Thread resumes with stale signal after executing InferiorCallMmap

Hi,

I am using LLDB 3.7.0 C++ API. My program stops at a certain breakpoint and if I call SBFrame::EvaluateExpression() there, when I let it go it terminates with SIG_ILL on an innocent thread. I dug up into this, and there seems to be two independent problems there, this mail is about the second one.

  1. EvaluateExpression() calls Process::CanJIT() which in turn executes mmap() on the inferior. This mmap gets SIG_ILL because execution starts at address which is 2 bytes before the very first mmap instruction. I am still looking why LLDB server decided to do that - I am pretty sure that the client asked to set the program counter to correct value.
  2. So, the thread execution terminates and the signal is recorded on Thread::m_resume_signal. This field is not cleared during Thread::RestoreThreadStateFromCheckpoint() and fires when I resume the program after breakpoint.

So, what would be the best way to deal with the situation? Should I add “resume signal” field to ThreadStateCheckpoint? Or would StopInfo be a better place for that? Or something else?

Thanks,
Eugene

Does it only happen for InferiorCallMmap, or does an expression evaluation that crashes in general set a bad signal on resume? I don't see this behavior in either case on OS X, so it may be something in the Linux support. Be interesting to figure out why it behaves this way on Linux, so whatever we do we're implementing it consistently.

Jim

Even on Linux call to InferiorCallMmap does not fail consistently. In many cases it survives. I just happened to have 100% repro on this specific breakpoint in my specific problem. I.e. the burden of investigation is on me, since I cannot share my program.

But I am not looking at this SIG_ILL yet. Whatever the problem is with mmap - the client must not carry this signal past expression evaluation. I.e. I believe that we can construct any arbitrary function that causes signal, call it from evaluate expression, and then continue would fail. I suspect that this problem might be applicable to any POSIX platform.

As it turned out, my initial analysis was incorrect. m_resume_signal is calculated from StopInfo::m_value (now I wonder why do we need two fields for that?). And after mmap call, m_stop_info on the thread is null. So, my current theory is that there is an event with SIG_ILL that is stuck in the broadcaster and is picked up and processed much later.

Even on Linux call to InferiorCallMmap does not fail consistently. In many cases it survives.

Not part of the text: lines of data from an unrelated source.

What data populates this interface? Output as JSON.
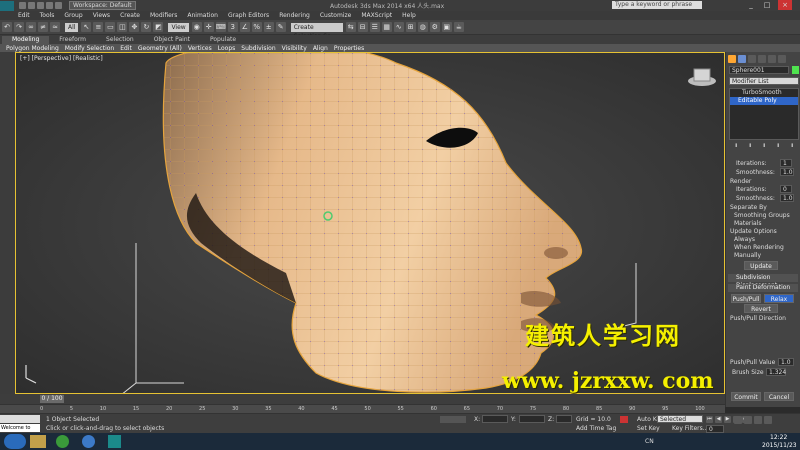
{
  "titlebar": {
    "workspace": "Workspace: Default",
    "app_title": "Autodesk 3ds Max 2014 x64  人头.max",
    "search_placeholder": "Type a keyword or phrase",
    "min": "_",
    "max": "□",
    "close": "×"
  },
  "menu": [
    "Edit",
    "Tools",
    "Group",
    "Views",
    "Create",
    "Modifiers",
    "Animation",
    "Graph Editors",
    "Rendering",
    "Customize",
    "MAXScript",
    "Help"
  ],
  "toolbar": {
    "filter": "All",
    "refcoord": "View",
    "selset": "Create Selection Se"
  },
  "ribbon": {
    "tabs": [
      "Modeling",
      "Freeform",
      "Selection",
      "Object Paint",
      "Populate"
    ],
    "panel_items": [
      "Polygon Modeling",
      "Modify Selection",
      "Edit",
      "Geometry (All)",
      "Vertices",
      "Loops",
      "Subdivision",
      "Visibility",
      "Align",
      "Properties"
    ]
  },
  "viewport": {
    "label": "[+] [Perspective] [Realistic]"
  },
  "cmdpanel": {
    "object_name": "Sphere001",
    "modifier_list": "Modifier List",
    "stack": [
      "TurboSmooth",
      "Editable Poly"
    ],
    "iterations_label": "Iterations:",
    "iterations_val": "1",
    "smoothness_label": "Smoothness:",
    "smoothness_val": "1.0",
    "render_label": "Render",
    "r_iterations_label": "Iterations:",
    "r_iterations_val": "0",
    "r_smoothness_label": "Smoothness:",
    "r_smoothness_val": "1.0",
    "separate_by": "Separate By",
    "smoothing_groups": "Smoothing Groups",
    "materials": "Materials",
    "update_options": "Update Options",
    "always": "Always",
    "when_rendering": "When Rendering",
    "manually": "Manually",
    "update_btn": "Update",
    "subdiv_disp": "Subdivision Displacement",
    "paint_deform": "Paint Deformation",
    "push_pull": "Push/Pull",
    "relax": "Relax",
    "revert": "Revert",
    "push_pull_dir": "Push/Pull Direction",
    "push_pull_value": "Push/Pull Value",
    "push_pull_val": "1.0",
    "brush_size": "Brush Size",
    "brush_size_val": "1.324",
    "commit": "Commit",
    "cancel": "Cancel"
  },
  "timeline": {
    "frame": "0 / 100",
    "ticks": [
      "0",
      "5",
      "10",
      "15",
      "20",
      "25",
      "30",
      "35",
      "40",
      "45",
      "50",
      "55",
      "60",
      "65",
      "70",
      "75",
      "80",
      "85",
      "90",
      "95",
      "100"
    ]
  },
  "status": {
    "selected": "1 Object Selected",
    "hint": "Click or click-and-drag to select objects",
    "welcome": "Welcome to MAXScript",
    "x_label": "X:",
    "y_label": "Y:",
    "z_label": "Z:",
    "grid": "Grid = 10.0",
    "add_time_tag": "Add Time Tag",
    "auto_key": "Auto Key",
    "set_key": "Set Key",
    "selected_dd": "Selected",
    "key_filters": "Key Filters...",
    "frame_val": "0"
  },
  "taskbar": {
    "time": "12:22",
    "date": "2015/11/23",
    "lang": "CN"
  },
  "watermark": {
    "line1": "建筑人学习网",
    "line2": "www. jzrxxw. com"
  },
  "colors": {
    "accent": "#e6c233",
    "head": "#e6b98a",
    "watermark": "#f5f000"
  }
}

I just happened to have 100% repro on this specific breakpoint in my specific problem. I.e. the burden of investigation is on me, since I cannot share my program.

But I am not looking at this SIG_ILL yet. Whatever the problem is with mmap - the client must not carry this signal past expression evaluation. I.e. I believe that we can construct any arbitrary function that causes signal, call it from evaluate expression, and then continue would fail. I suspect that this problem might be applicable to any POSIX platform.

It doesn't happen on OS X, though when it comes to signal handling in the debugger OS X is an odd fish...

As it turned out, my initial analysis was incorrect. m_resume_signal is calculated from StopInfo::m_value (now I wonder why do we need two fields for that?).

The signal that you stop with is not necessarily the one you are going to resume with. For instance, if you use "process handle SIG_SOMESIG -p 0" to tell lldb not to propagate the signal, then the resume signal will be nothing, even though the stop signal is SIG_SOMESIG.

And after mmap call, m_stop_info on the thread is null. So, my current theory is that there is an event with SIG_ILL that is stuck in the broadcaster and is picked up and processed much later.

When the expression evaluation completes, the StopInfo from the last "natural" stop should be put back in place in the thread. After all, if you hit a breakpoint, run an expression, then ask why that thread stopped, you want to see "hit a breakpoint" not "ran a function call". Sounds like that is failing somehow.

Jim

Hi,

I believe the SIGILL problem you are referring to is the problem
described in bug <https://llvm.org/bugs/show_bug.cgi?id=23659&gt;\. This
was fixed in r244875, but unfortunately, this was after 3.7 branch so
this patch did not make it there. I recommend to try the master
branch, I think this should work for you now (and do let me know if
the problem persists).

pl

Yes, that’s exactly what I see, thanks a lot!

Does it explain why I see SIGILL reappear when I let process continue after mmap execution? I.e. do I need to look into this more?

Thanks,
Eugene

Yes, that's exactly what I see, thanks a lot!

You're wellcome.

Does it explain why I see SIGILL reappear when I let process continue after
mmap execution? I.e. do I need to look into this more?

No. That could still be a bug somewhere. Feel free to look into it..

pl

There was a bug in how the thread plans that were made for the InferiorCall* functions in InferiorCallPOSIX.cpp that would cause the thread plan for running the function to get discarded too early. That was fixed in r250084, you might also try that out and see if it fixes your issue.

Jim

I tried to repro it using standard LLDB client on a simple program that I could share. Well, the problem does not exactly repro as in my case - i.e. the signal is not re-delivered to the thread. But LLDB does get confused state: the program continues but at the same time lldb shows its prompt as if the program were stopped. I.e. the recovery from signal during expression evaluation is buggy. Sorry, I am not sure that I will have time to look into it deeper - it is not a blocker for me at this time.

Sure, fair enough.

If you have made a small repro case already though, it would be great
if you could file a bug about it, so we don't forget it.

pl

Will do!